Natasha Jade is a travel inspired commission artist based in East London. She graduated from Sussex University with a degree in Mathematics (BSc). After doing a degree which was not particularly inspiring to her, she was determined to make a living out of doing something that stimulated her creatively and gave her immense pleasure and satisfaction.
1. How did you get to where you are right now as an artist?
I sold my first painting at the age of 15, and since then I have always had commissions from friends or friends of friends. At university, throughout my whole degree, I painted whenever I had a spare moment, finishing commissions on holidays and at weekends. After uni I went to India and Nepal for a year and a half. During this time I would paint as I travelled and send the paintings back to my Mum in London. She would then sell the paintings which funded my travels! When I came back to London, I wasn't quite sure what to do, so I decided to get a studio in Hackney and carry on painting. One commission led to another. I formed a collective with two new friends I met at Hackney Downs Studios and we put on a big pop-up exhibition in Mayfair. Since then I have sold over 50 paintings and launched my own product line!
2. Do you think it is important to have a formal education in order to be an artist?
As someone who studied Mathematics as their degree, I think it’s useful to have a formal education but you don’t necessary have to study art to be an artist.

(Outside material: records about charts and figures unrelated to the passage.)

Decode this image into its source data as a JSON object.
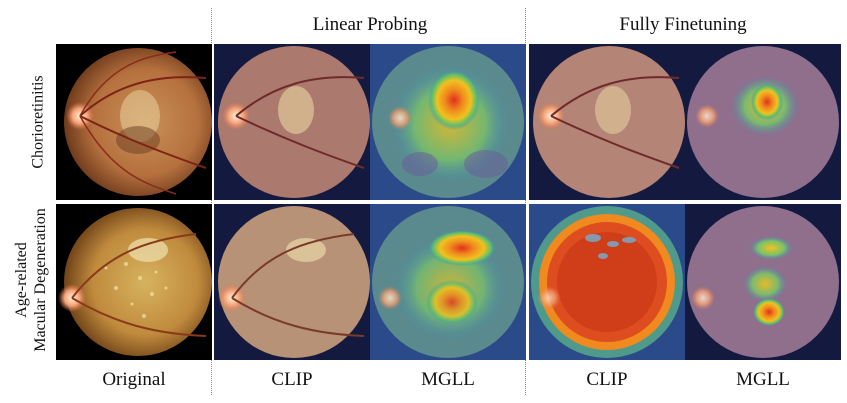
{
  "group_titles": {
    "linear_probing": "Linear Probing",
    "fully_finetuning": "Fully Finetuning"
  },
  "column_labels": {
    "original": "Original",
    "lp_clip": "CLIP",
    "lp_mgll": "MGLL",
    "ft_clip": "CLIP",
    "ft_mgll": "MGLL"
  },
  "row_labels": {
    "row1": "Chorioretinitis",
    "row2_line1": "Age-related",
    "row2_line2": "Macular Degeneration"
  },
  "colors": {
    "fundus_orange": "#c9874a",
    "heat_hot": "#e0301c",
    "heat_warm": "#f0c21e",
    "heat_cool": "#3f8fb8",
    "heat_background": "#1c2a6b"
  }
}
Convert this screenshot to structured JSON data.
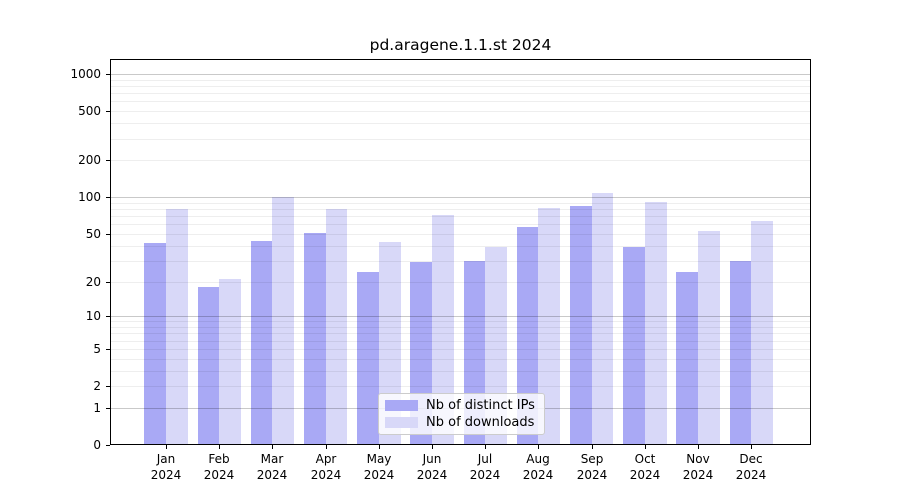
{
  "chart_data": {
    "type": "bar",
    "title": "pd.aragene.1.1.st 2024",
    "x_labels": [
      {
        "month": "Jan",
        "year": "2024"
      },
      {
        "month": "Feb",
        "year": "2024"
      },
      {
        "month": "Mar",
        "year": "2024"
      },
      {
        "month": "Apr",
        "year": "2024"
      },
      {
        "month": "May",
        "year": "2024"
      },
      {
        "month": "Jun",
        "year": "2024"
      },
      {
        "month": "Jul",
        "year": "2024"
      },
      {
        "month": "Aug",
        "year": "2024"
      },
      {
        "month": "Sep",
        "year": "2024"
      },
      {
        "month": "Oct",
        "year": "2024"
      },
      {
        "month": "Nov",
        "year": "2024"
      },
      {
        "month": "Dec",
        "year": "2024"
      }
    ],
    "series": [
      {
        "name": "Nb of distinct IPs",
        "color": "#a9a9f5",
        "values": [
          42,
          18,
          44,
          51,
          24,
          29,
          30,
          57,
          85,
          39,
          24,
          30
        ]
      },
      {
        "name": "Nb of downloads",
        "color": "#d8d8f8",
        "values": [
          80,
          21,
          100,
          80,
          43,
          72,
          39,
          82,
          108,
          91,
          53,
          64
        ]
      }
    ],
    "y_axis": {
      "scale": "log10(value+1)",
      "tick_labels": [
        0,
        1,
        2,
        5,
        10,
        20,
        50,
        100,
        200,
        500,
        1000
      ],
      "range": [
        0,
        1300
      ]
    },
    "grid": {
      "on": true,
      "major_values": [
        1,
        10,
        100,
        1000
      ],
      "minor_values": [
        2,
        3,
        4,
        5,
        6,
        7,
        8,
        9,
        20,
        30,
        40,
        50,
        60,
        70,
        80,
        90,
        200,
        300,
        400,
        500,
        600,
        700,
        800,
        900
      ]
    },
    "legend_position": "bottom-center"
  },
  "colors": {
    "background": "#ffffff",
    "axis": "#000000",
    "grid_major": "#c9c9c9",
    "grid_minor": "#efefef"
  }
}
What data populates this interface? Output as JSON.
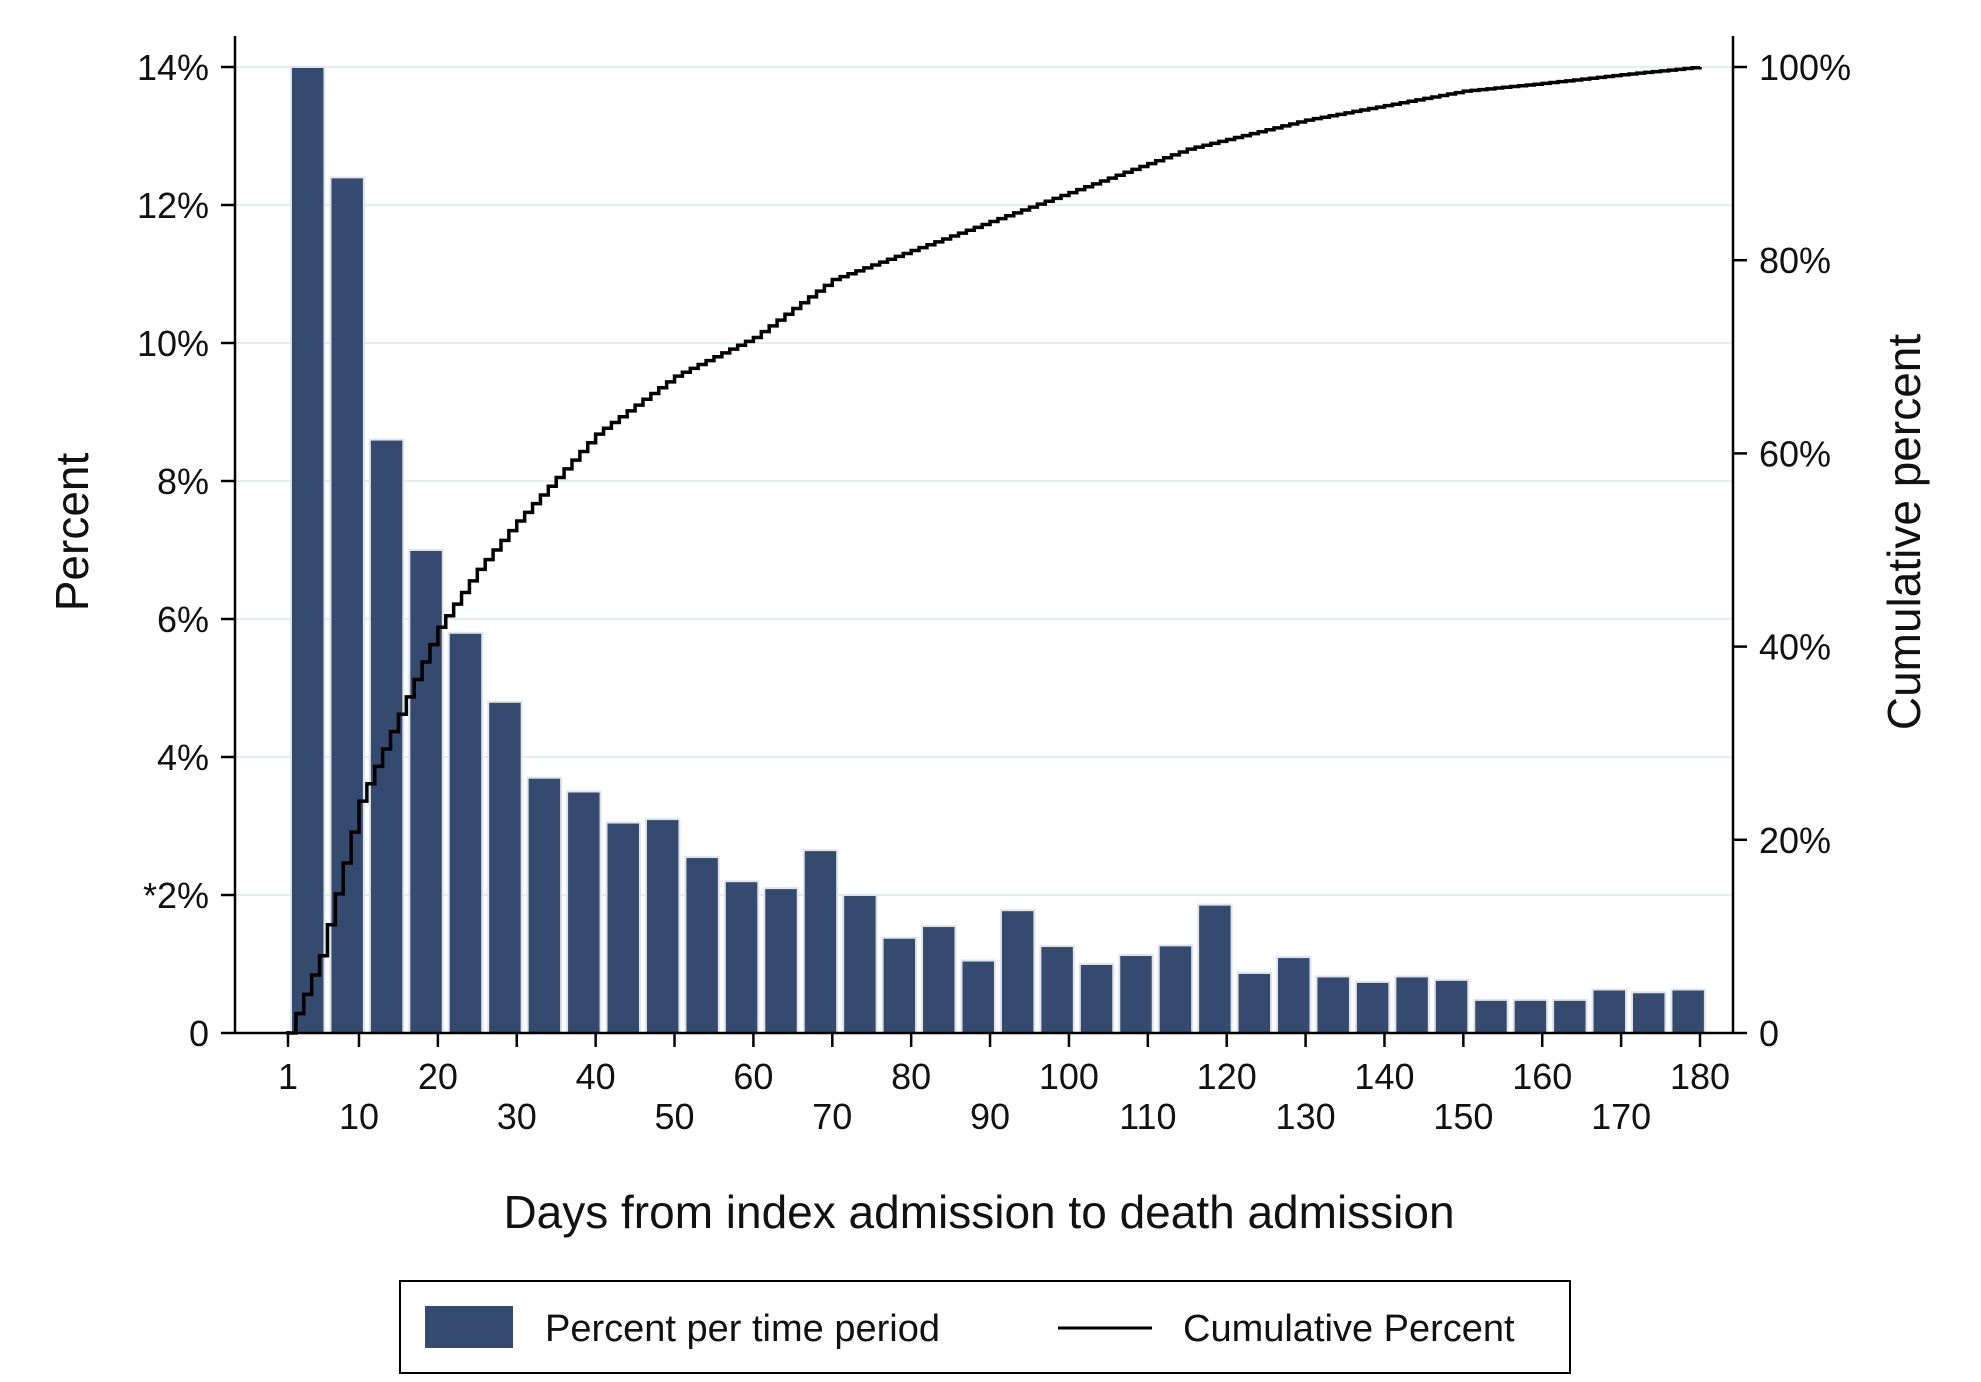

I always felt that being an artist was something that was a part of me, so I wanted to study something completely different instead. Even though my degree was far from easy and I can’t say I enjoyed it all of the time, in retrospect I do think it has really helped me to combine art with business.
3. Describe a typical day for you.
I wake up at 5:30am, I have a cup of Oolong tea (in a bowl!) and then I travel to my yoga studio for 6:15am where I practice with my teacher daily. I then come home, have a superfood smoothie and cycle to the studio for 9am. I usually spend the first hour catching up on emails, then depending on which projects I have on, or who from my team is in the studio, I immerse myself in a project until about 1pm. We usually have lunch as a team until 2pm, I make more tea after lunch (this time in a mug!) and then work until about 6:30pm.
4. Who or what inspires you?
In terms of art and creativity, I am hugely inspired by Niki de Saint Phalle who creates amazing vibrant sculptures using a wide variety of mixed materials. I spent much of my childhood summers getting lost in her sculpture garden in Tuscany.
5. How do you get clients?
Most of my commissions come through recommendations, however, if I think a certain company may be interested in a corporate commission I approach them and quite often they go ahead. In terms of my products, I have a wonderful sales assistant who spends lots of time searching the London streets to scout and approach potential stockists. We also have stands at trade shows and consumer fairs as well as having regular open studios.
6. What has been the highlight of your career as an artist so far?
One of the highlights of my career was when I had to do a really scary pitch/presentation to top businessmen. After the presentation, one of them gave some amazing feedback and said that my presentation stood out as exceptional! Another of my highlights was when I was commissioned by a law firm in Central London to create a painting of their Soho Street. The painting is on display in their shop window and people often send me photos of them standing beside it!
7. Have you had any career disappointments as an artist? If yes, how did you overcome them?
Often I have months that are tricky financially, other times it can disappointing when a shop we have pitched to doesn’t make an order, for whatever reason. But these difficult times always push me to make changes to the way I’m doing things, to make improvements, or change direction which often turns out to be a blessing as it opens up new opportunities.
8. What is your dream art project?
My dream project would be to create a massive New York cityscape for a big corporate firm with massive white walls!
9. Do you have any advice for any emerging or aspiring artists?
My advice to emerging artists would be to strike a good balance between business and creativity as I think both are equally important and benefit one another. I would also say – don’t give up when things get tough, as often something really good is just around the corner. I’ve had so many ups and downs that I’ve started to see a pattern! I would also recommend surrounding yourself with creative people who are working hard and doing inspiring things as you learn so much from people around you.
10. What's next for you?
I’ve been doing a lot of corporate commissions and I’m hoping to get my new product range into some well known high street stores. I’m also aiming to introduce a new exciting product into my range next year!